The reformation


The time when I fucked the male strangers I happened to meet in some back alleys (I did this out of loneliness), and lived on welfare – that time has passed. Now I'm a full-fledged member of an American society, a working individual, a proletarian – I even try to pay taxes. And I stopped being a fag a long time ago.


* * *

Ah, the Jewish girls, the Jewish girls…

Energetic and curious, with luxuriant hair, tender and Romantic in the Oriental manner, they leave their parents' houses early. They bravely go into the world armed with diaphragms, contraceptive pills, and books on good nutrition. Enthusiastic, nosey, their brown eyes aglitter, they're first in any movement, be it women's lib, socialism, or terrorism.

They're first to run and get a new book by a celebrity poet, and you'll meet their swooning eyes if you look into a hall during a concert of any rock group or classical music performance. They study ballet and photography; they're independent and persistent. Though often truly lecherous and very sexy, they can restrain themselves for the sake of duty and family. One can find rare and refined flowers among them – these become courtesans and patrons of arts.

No matter how hard they try to get rid of the Jewish girls through the Auschwitzes and other powerful means, they keep running on the streets of the world's most cosmopolitan cities; their arms up, holding on to the bus handrail, they keep staring mistily at you; they keep giving to you – the Slavic and other nations' youth – their bodies.


* * *

An opera was performed. I walked in.


* * *

The electric chair – it's unpleasant and painful, and you get butterflies in your stomach as though at school before exams but it doesn't last.
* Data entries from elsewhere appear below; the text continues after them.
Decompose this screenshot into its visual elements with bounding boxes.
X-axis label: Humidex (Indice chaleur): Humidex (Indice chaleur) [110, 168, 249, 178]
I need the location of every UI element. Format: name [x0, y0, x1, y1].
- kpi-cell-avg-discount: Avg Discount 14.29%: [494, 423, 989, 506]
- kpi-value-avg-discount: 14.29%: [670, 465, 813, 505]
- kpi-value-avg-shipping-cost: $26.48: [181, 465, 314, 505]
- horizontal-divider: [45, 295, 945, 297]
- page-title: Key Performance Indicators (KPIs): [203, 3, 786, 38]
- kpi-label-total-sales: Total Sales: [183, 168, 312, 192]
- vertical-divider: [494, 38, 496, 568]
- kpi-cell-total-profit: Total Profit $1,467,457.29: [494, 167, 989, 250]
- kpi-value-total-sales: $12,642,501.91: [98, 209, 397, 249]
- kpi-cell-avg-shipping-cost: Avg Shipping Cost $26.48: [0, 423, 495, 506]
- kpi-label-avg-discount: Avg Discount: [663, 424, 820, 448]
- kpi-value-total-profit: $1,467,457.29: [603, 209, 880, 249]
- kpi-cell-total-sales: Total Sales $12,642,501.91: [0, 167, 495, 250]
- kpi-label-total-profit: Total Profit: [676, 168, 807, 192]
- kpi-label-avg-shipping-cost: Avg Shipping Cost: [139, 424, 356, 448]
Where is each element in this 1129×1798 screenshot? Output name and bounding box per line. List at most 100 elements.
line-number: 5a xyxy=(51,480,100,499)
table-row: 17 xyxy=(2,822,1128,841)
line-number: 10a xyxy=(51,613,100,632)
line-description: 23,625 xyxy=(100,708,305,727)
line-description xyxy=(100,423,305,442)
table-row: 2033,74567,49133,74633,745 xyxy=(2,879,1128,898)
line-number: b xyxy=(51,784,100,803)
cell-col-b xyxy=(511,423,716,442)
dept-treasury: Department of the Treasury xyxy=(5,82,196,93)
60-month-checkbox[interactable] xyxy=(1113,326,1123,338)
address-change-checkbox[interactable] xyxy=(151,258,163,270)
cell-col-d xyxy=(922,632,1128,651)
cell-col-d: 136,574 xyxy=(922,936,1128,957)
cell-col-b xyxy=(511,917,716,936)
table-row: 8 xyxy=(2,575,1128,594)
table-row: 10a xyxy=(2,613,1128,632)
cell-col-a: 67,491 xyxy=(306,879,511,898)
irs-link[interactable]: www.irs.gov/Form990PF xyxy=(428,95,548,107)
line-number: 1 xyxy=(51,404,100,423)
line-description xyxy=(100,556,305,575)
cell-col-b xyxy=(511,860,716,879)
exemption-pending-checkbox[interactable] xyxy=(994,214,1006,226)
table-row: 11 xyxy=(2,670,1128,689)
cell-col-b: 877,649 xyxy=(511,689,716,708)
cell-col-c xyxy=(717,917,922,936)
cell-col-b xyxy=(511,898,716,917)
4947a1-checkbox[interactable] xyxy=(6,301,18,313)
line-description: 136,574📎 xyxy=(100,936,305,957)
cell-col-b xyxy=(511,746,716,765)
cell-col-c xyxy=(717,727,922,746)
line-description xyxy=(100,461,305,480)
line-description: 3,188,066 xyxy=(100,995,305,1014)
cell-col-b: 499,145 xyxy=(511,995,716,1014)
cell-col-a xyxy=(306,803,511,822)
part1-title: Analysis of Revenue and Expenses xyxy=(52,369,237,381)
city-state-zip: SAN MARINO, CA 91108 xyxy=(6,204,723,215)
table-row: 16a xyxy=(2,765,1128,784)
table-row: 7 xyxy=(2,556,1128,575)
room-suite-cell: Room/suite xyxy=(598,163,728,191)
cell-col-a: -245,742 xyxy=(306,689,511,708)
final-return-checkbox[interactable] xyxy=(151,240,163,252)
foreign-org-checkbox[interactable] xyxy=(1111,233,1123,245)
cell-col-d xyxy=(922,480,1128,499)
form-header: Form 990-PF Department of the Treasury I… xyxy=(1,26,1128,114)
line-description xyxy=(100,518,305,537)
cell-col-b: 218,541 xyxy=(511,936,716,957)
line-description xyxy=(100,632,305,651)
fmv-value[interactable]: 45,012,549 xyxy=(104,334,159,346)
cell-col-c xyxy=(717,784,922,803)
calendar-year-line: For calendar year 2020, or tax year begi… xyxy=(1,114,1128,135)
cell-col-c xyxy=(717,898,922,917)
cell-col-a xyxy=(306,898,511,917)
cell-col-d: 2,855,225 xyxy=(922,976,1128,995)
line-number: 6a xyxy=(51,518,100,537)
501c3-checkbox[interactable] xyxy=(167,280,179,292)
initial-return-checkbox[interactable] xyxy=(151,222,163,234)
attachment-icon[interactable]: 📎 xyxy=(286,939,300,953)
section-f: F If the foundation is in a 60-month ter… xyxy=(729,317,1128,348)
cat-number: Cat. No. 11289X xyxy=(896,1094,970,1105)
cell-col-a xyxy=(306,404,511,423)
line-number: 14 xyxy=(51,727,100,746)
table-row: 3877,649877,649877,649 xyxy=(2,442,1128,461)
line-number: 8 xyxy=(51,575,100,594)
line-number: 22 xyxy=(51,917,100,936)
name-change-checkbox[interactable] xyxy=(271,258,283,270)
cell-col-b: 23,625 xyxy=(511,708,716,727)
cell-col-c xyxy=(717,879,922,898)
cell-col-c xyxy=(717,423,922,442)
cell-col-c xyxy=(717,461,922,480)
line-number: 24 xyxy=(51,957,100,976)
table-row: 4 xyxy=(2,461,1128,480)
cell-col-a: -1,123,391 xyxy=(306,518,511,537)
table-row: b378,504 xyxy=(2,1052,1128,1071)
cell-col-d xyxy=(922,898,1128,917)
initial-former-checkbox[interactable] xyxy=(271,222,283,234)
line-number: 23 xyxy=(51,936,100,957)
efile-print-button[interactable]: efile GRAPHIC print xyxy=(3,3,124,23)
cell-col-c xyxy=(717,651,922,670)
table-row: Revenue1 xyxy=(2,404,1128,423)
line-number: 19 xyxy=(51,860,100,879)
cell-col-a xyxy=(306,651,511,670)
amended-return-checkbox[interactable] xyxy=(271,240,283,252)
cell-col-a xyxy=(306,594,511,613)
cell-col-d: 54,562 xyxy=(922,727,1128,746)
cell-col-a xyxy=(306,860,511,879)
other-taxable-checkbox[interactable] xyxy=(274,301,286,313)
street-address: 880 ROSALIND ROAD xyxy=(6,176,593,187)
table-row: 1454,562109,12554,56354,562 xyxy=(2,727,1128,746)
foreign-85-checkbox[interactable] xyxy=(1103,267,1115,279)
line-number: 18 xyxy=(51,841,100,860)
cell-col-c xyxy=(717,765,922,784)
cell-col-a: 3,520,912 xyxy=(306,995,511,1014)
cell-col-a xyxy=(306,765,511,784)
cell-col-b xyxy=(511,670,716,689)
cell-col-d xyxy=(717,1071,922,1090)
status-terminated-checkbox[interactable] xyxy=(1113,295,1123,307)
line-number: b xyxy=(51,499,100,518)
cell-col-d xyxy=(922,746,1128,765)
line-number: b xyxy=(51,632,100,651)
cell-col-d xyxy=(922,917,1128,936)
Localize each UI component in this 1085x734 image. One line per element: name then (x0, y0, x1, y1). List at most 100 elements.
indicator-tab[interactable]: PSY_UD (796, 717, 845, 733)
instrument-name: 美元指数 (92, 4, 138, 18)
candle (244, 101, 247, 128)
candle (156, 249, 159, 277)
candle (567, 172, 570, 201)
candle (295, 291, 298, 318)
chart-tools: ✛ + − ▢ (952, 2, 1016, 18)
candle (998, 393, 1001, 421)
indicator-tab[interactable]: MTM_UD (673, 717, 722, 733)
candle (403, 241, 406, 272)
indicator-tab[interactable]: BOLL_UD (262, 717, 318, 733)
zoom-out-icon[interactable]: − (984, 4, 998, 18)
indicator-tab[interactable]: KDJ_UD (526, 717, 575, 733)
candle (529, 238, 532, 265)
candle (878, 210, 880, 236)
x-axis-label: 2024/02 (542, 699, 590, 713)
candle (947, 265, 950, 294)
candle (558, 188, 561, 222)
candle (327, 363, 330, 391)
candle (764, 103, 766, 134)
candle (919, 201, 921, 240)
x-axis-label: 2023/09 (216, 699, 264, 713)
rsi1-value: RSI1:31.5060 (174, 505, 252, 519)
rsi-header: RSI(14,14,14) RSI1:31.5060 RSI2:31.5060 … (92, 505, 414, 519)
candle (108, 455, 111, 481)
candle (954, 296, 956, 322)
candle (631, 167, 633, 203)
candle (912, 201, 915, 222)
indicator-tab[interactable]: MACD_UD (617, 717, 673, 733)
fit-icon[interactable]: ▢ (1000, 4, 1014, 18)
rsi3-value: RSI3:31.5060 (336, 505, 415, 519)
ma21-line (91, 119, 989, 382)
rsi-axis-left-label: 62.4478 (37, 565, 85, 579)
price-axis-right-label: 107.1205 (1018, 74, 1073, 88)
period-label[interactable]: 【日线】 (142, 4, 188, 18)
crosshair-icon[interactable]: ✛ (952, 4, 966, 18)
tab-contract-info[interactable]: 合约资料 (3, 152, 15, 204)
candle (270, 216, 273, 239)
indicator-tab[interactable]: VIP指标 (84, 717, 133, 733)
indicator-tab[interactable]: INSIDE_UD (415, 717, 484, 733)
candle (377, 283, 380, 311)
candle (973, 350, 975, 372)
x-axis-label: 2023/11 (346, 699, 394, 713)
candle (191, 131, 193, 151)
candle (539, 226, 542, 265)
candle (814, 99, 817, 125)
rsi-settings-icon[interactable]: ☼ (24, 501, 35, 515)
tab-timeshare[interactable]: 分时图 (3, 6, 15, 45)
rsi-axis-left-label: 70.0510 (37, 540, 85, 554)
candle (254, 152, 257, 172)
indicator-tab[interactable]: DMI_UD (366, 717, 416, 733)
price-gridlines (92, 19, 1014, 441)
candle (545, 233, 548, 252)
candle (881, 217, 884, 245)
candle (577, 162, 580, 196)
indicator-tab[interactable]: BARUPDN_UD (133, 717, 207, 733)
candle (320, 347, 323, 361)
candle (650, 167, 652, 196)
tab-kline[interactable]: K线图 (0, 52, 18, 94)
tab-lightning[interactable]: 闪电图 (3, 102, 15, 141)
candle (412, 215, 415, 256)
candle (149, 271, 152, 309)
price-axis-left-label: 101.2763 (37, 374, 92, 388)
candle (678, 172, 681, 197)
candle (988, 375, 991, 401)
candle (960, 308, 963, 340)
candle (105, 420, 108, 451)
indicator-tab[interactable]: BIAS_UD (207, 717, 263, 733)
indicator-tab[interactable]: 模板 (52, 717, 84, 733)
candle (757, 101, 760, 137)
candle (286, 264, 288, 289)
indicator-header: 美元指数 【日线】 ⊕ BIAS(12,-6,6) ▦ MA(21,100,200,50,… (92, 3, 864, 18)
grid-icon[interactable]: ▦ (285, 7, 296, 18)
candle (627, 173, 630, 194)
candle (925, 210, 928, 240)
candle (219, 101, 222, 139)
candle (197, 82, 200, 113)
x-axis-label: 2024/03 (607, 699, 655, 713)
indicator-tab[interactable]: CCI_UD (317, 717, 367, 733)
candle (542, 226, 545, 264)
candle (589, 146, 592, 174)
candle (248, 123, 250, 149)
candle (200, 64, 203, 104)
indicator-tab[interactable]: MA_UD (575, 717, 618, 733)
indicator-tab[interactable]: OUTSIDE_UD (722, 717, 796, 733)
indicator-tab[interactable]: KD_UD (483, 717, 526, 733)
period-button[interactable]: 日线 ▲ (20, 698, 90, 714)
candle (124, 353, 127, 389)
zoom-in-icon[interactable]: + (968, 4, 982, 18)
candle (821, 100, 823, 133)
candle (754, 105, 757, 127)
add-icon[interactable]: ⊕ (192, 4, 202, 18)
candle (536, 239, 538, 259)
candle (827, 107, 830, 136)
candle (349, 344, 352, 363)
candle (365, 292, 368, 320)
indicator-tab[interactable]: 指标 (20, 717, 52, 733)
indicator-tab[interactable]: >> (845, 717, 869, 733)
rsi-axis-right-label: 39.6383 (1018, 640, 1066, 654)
It's too bad though they don't show this on TV, and that the reporters don't get to ask questions before the departure to the other world, and that it's too clean and probably too bright from the artificial light.

It's easy to imagine one's own death in that chair-my crying mother (God forbid) brought over from Moscow in 1990, one of my wives (whichever one happens to be there). They shave the back of my head, give me the stinking prison shirt (I wonder if they wash them, or maybe the rich America gives a new shirt each time?). It's shit – death in the electric chair.

It's way better on the battlefield – you plop into the redolent grass and you often have time to say something graceful to your friend and sometimes you even find time to caress your girlfriend's face.